Spectroscopy for Monitoring Tumor Response to Immunotherapy
Immunotherapy in colorectal cancer aims to improve tumor response to chemotherapy and thus improve patient prognosis. Specifically, we are analyzing the effects of modulating tumor-associated macrophage pathways in mice using diffuse reflectance spectroscopy. This spectroscopy method can potentially be used to quantify various optical reporters of local vascularization and angiogenesis to non-invasively monitor tumor response to immunotherapy and chemotherapy.
Figure 1. The mobile mouse spectroscopy suite (left) is used to monitor perfusion response of murine colorectal carcinoma allografts using a custom spectroscopy probe (right).
Multiphoton Imaging for Gastrointestinal Cancer
Using two-photon microscopy and endogenous fluorescence, we are investigating changes in murine (mouse) colorectal tissue, specifically as it progresses from normal to dysplastic. This approach utilizes a myriad of optical markers acquired through label-free two-photon microscopy such as collagen structure, metabolic ratios, and spectral data.
Figure 2. The heat plate under the microscope objective used to maintain a 37 degree C environment for cells cultured on a glass slide (left) and an image of murine colorectal tissue showing endogenous fluorescence (right).
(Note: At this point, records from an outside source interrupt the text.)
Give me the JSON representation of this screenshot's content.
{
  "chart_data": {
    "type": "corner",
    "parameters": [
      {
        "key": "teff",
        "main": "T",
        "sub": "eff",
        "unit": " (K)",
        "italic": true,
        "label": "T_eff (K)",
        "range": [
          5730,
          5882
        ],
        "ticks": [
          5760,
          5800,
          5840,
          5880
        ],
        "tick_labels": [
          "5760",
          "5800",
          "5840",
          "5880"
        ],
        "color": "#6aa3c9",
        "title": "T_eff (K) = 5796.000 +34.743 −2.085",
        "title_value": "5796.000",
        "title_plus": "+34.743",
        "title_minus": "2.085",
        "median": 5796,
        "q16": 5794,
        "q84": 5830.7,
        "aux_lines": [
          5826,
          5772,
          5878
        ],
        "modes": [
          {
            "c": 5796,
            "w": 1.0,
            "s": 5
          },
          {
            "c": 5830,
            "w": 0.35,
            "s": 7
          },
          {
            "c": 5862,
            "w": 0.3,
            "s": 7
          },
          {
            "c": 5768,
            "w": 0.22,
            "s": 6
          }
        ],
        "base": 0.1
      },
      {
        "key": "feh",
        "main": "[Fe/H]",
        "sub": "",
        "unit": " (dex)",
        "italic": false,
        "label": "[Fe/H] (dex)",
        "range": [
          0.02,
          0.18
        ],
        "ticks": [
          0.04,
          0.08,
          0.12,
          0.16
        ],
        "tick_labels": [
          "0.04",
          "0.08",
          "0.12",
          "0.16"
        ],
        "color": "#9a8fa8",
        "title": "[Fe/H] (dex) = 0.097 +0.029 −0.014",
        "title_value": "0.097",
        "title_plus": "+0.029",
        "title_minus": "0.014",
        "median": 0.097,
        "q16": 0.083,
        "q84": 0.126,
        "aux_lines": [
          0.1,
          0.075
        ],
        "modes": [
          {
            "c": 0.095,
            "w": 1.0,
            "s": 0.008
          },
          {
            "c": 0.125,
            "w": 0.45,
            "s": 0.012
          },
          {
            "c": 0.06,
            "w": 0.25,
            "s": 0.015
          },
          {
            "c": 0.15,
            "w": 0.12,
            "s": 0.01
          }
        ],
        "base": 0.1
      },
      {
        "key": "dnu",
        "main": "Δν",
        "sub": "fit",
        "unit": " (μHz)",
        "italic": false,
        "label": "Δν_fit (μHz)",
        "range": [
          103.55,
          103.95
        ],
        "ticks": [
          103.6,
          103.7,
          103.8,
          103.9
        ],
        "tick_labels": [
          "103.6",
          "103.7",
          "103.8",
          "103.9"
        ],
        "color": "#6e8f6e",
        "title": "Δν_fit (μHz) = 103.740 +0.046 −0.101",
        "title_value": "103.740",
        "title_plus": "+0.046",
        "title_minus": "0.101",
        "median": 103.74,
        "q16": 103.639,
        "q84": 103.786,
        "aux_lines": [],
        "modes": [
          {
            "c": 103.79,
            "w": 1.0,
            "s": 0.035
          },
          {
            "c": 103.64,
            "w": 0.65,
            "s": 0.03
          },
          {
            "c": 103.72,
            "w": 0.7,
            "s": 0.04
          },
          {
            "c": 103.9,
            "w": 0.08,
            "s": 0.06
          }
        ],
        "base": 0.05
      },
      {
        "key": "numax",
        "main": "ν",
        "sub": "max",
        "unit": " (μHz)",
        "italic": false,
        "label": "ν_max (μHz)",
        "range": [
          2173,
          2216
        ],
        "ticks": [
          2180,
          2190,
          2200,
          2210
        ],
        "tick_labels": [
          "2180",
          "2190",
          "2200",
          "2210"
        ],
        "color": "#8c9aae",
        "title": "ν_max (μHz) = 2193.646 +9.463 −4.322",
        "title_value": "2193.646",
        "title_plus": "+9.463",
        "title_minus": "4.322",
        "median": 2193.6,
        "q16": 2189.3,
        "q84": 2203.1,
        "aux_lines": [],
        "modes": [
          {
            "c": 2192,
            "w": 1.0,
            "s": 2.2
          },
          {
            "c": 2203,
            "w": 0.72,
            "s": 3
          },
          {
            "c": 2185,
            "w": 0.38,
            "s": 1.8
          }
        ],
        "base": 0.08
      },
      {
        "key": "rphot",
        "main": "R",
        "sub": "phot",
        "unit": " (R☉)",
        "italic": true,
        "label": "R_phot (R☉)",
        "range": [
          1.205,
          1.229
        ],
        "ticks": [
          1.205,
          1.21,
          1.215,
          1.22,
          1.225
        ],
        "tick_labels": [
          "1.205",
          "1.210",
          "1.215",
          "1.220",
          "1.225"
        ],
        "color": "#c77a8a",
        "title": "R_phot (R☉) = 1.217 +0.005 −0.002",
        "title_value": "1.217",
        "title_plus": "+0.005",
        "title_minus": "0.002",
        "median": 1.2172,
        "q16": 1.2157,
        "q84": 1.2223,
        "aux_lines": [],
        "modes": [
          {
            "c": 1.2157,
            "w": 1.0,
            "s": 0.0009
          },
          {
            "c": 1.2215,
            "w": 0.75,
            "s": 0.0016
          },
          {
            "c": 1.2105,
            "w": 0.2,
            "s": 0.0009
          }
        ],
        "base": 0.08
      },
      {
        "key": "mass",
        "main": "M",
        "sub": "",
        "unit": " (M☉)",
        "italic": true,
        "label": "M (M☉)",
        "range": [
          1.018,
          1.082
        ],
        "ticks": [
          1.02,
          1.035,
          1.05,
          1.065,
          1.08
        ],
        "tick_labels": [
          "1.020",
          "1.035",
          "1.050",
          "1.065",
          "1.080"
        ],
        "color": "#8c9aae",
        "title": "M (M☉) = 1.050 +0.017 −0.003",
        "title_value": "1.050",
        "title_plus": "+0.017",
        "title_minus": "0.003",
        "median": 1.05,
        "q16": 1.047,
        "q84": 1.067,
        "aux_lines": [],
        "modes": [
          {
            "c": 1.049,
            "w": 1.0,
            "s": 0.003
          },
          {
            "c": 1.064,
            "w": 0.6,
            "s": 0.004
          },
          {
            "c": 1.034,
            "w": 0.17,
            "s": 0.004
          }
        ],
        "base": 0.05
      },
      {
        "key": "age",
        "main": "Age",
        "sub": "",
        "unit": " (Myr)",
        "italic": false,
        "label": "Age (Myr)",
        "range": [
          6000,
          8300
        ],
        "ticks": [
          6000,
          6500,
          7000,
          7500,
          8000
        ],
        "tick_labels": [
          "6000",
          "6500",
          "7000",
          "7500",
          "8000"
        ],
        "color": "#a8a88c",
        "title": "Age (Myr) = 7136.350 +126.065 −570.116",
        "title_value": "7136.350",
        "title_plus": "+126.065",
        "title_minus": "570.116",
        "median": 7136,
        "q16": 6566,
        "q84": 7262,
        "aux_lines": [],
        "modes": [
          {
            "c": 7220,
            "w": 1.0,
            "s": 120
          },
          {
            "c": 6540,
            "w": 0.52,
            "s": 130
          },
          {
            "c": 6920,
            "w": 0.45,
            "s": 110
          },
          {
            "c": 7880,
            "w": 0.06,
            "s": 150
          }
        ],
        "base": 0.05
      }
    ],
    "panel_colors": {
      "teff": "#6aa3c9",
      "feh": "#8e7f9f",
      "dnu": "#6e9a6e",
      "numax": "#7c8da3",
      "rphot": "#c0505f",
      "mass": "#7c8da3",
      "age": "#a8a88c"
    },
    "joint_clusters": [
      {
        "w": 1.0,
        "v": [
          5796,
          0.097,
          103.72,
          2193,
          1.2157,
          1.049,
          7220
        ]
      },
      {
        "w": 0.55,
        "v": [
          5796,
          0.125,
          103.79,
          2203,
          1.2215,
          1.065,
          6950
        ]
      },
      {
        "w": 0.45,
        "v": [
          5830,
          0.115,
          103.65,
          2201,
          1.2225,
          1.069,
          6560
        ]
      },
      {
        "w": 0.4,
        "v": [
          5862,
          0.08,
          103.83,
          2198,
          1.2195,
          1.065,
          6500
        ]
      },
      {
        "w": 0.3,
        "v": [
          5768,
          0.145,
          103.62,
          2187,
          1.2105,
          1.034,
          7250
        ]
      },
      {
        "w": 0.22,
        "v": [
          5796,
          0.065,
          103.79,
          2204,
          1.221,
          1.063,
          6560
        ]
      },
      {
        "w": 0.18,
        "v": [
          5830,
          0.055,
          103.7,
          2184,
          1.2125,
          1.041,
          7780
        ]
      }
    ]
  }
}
Light Sheet Confocal Microscopy
We have developed a light sheet confocal microscopy system that implements a linear sensor to image cells in suspension, such as whole blood. Considered high throughput image cytometry, this method could aid in rapid imaging of biological fluids on a slide (whole slide scanning) or within a microfluidics chamber (fluid flow). Furthermore, this system is used along with magnetohydrodymanic (MHD) fluid flow to control fluid flow for processing of large volumes of biological fluids.
Figure 3. The linear sensor and filter wheel of the light sheet confocal microscope system (left) and an image of beads flowing through the MHD channel (right).
Whole Blood Analysis
We are investigating alternative methods to perform a three-part leukocyte differential, which is the count of three subpopulations of cells (lymphocytes, granulocytes, and monocytes). One approach uses the light sheet confocal system for rapid high-throughput imaging of whole blood. The other approach aims to reduce complexity and cost of a device for a point-of-care application. Both methods utilize the fluorescent dye, acridine orange, where the period of time required for overall image acquisition greatly affects the accuracy of the differential due to the instability of the dye and cytotoxicity.
Figure 4. A portion of the optical components in the light sheet confocal system (left) and images of the three subpopulations of cells in a three-part leukocyte differential (right).